Sobrevivir en ese campo era imposible. Así que, cuando una familia alemana visitó el campo, y vio que se fijaban en la niña, no se lo pensó. Ya se iban sin decidirse por una. Sabiendo que la golpearían en el mejor de los casos, o quizás, en el peor, la mataran... Hellen corrió tras ellos.
- Llévensela. Es pequeña y muy buena. A mí me olvidará, además se parece a ustedes con los ojos azules.
Algo debió conmoverlos porque se la arrancaron de sus brazos los guardias y se la entregaron a aquella gente.
Elizabeth lloraba, gritaba.
- Hellen, Hellen no dejes que me lleven ¡no! ¡no!
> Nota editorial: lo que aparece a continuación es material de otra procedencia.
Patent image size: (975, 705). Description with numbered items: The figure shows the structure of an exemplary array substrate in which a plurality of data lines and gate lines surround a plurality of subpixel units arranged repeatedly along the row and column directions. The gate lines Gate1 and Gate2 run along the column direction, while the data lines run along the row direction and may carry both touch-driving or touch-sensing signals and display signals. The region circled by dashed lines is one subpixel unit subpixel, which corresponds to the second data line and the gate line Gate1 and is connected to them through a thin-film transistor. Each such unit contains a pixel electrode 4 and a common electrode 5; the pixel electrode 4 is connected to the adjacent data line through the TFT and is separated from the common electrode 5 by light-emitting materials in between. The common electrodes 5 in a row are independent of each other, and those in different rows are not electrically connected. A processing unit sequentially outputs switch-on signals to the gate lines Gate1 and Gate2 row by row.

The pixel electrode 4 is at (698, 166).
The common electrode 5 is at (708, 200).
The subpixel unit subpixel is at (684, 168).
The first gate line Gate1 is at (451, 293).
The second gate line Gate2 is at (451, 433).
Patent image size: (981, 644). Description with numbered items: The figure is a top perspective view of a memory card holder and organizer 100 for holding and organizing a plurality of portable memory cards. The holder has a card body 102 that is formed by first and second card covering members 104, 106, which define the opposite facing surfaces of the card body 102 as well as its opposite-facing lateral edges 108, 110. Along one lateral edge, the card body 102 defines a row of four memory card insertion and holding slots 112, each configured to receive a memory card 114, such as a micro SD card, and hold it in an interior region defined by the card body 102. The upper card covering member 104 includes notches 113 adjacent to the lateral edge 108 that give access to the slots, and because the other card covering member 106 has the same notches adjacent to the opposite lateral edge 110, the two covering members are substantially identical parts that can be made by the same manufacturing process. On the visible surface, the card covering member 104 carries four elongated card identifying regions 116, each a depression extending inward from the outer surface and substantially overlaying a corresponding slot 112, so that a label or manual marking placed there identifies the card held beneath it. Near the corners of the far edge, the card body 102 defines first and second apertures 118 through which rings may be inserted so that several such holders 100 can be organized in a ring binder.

Así, Hellen se dio la espalda con un terrible dolor en el pecho. Se sentía morir cuanto más se alejaba aquella vocecita.
No supo cuánto tiempo estuvo allí llorando y pidiendo perdón una y otra vez. Entonces una hermosa rosa blanca floreció y se cayó a sus pies envolviéndola con su aroma. Así, ella supo que Elizabeth la había perdonado.
Cuando Hellen echó un último vistazo a aquella ciudad supo que aquello sí era una despedida. Una despedida del pasado con una reconciliación con el presente o tal vez un hasta pronto hermana. Cuando el tren llegó a su destino Hellen dormía.
- Señora, señora, despierte, hemos llegado.
Una sonrisa cruzaba la cara de Hellen... ya no volvió abrir los ojos. Un suave olor a rosas blancas inundó el vagón.